Is there any point of learning new (not popular I think) product when VS practically dominates market?
Thanks.
Although I'm not really a Windows programmer, I have been using Borland/Embarcadero to-and-fro during the past 10 years. Here are my personal opinions of why you should not consider it:
The general quality of Builder has dropped significantly over the years. Borland Builder 6 was the last high-quality product, from there the IDE itself has become more and more buggy. The IDE typically crashes once per 1-2 weeks of usage.
No undo in the RAD design. Yes I know, it is quite unbelievable. Even the earliest versions of utter crap like VB had this. But Builder year 2011 doesn't! If you slip on your keyboard and accidentally alter a component, you shall be punished!
The debugger is next to useless. This might have been fixed in the latest version, but in several versions you can't single step through the program without collapsing struct/class variables in the watch window, which is of course very frustrating.
Documentation is very poor, often non-existant, and may be written in Object Pascal, even though you ordered the C++ IDE. The help files also have a tendency to linger as evil ghost processes in your computer, making it impossible to shut down Windows before the ghost is busted.
Personally I'm considering switching to Visual Studio.
I've been using both the Embarcadero Borland, now RAD Studio 2010, c++ and VS2008 every day for the last 6 months. My programming philosophy has always been to use the right tool for the project, no matter what that particular tool is. So a couple of my observations/opinions are -
Advantages
The WYSIWYG screen designer is good. It acts a lot like the WinForms editor in VS2008, but for c++. In VS2008, the only package for c++ that I've used that is close is Qt. My biggest compliant is documentation, but that applies to most software, so it isn't just their problem.
For many builtin classes, they are built on TObject class. This base class functions a lot like Object in C#. The biggest advantage this gives you as a c++ programmer, if you follow a few rules, is mostly automatic memory management. It's not garbage collection, rather, list of related objects that are deleted together.
Disadvantages-
The RAD Studio 2010 C++ environment exists primarily to support Delphi. That is their real strength anyway. Nowhere does anything say this. It is just an overall feel that I've gotten from using system.

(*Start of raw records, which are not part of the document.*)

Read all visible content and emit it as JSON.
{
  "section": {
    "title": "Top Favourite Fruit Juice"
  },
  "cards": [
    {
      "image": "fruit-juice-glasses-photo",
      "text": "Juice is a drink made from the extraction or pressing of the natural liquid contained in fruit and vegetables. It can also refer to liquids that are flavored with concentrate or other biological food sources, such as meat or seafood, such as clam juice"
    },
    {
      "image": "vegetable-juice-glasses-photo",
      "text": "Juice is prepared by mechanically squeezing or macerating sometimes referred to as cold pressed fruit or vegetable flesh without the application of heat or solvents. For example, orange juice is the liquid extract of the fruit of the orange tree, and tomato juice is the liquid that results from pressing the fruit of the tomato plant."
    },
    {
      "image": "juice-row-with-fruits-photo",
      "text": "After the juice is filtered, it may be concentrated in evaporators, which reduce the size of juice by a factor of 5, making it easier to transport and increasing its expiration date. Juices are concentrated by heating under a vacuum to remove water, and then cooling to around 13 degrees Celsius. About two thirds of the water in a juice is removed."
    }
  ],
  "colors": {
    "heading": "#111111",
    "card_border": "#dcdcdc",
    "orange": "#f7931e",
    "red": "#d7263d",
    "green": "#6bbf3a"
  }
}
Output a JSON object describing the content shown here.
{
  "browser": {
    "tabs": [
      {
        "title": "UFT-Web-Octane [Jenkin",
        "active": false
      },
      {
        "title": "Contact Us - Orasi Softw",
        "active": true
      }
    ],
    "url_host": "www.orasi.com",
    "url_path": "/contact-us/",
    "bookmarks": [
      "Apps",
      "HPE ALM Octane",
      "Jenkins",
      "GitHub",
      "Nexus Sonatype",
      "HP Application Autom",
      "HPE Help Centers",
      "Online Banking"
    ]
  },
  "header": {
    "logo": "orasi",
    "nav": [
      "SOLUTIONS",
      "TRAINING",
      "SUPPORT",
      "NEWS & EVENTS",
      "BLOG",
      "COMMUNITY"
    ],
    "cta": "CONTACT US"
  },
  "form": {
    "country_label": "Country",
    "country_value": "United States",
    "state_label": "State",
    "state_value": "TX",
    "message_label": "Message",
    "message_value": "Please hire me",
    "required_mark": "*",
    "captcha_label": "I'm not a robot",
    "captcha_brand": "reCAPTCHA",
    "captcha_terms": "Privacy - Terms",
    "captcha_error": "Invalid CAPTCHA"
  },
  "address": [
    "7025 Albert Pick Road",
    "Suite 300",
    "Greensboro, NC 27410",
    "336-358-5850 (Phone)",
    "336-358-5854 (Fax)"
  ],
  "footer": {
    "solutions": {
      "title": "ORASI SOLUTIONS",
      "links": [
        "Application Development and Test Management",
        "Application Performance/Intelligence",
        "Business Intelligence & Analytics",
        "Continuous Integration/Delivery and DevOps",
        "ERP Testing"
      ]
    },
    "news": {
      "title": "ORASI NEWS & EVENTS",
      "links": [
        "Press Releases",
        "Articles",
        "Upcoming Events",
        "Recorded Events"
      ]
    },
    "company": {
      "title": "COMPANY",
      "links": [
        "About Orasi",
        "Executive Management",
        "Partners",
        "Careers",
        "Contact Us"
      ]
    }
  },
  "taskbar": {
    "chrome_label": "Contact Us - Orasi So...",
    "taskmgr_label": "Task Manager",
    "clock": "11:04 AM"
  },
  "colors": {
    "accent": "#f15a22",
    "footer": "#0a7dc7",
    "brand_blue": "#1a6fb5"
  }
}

Limited support for 3rd party libraries.
It cannot link with any Microsoft compatible c++ library. This includes both Microsoft and 3rd party libraries. They use a different "name mangling" format from Microsoft. So everything has to wrapped in a c language wrapper.
We use the Boost Libraries a lot in VS2008. But in Rad Studio, it only has limited support for Boost.
I've found the overall speed of the generated code to significantly slower than that produced by VS2008.
Please remember, that these are just one person's opinions.
I would suggest that you download a demo version of the product and try it for yourself.
If you want to be 100% up-to-date, you have to use the development environment provided by the platform's vendor.
If you do not mind waiting few months/years for new things to get ported over (or your market allows for it) then you surely you can venture into the unknown.
It's not that Borland's IDEs (unlike MS' VS family) needed any advanced training to start using them and be already productive. That is the main reason why they remain popular in many niches.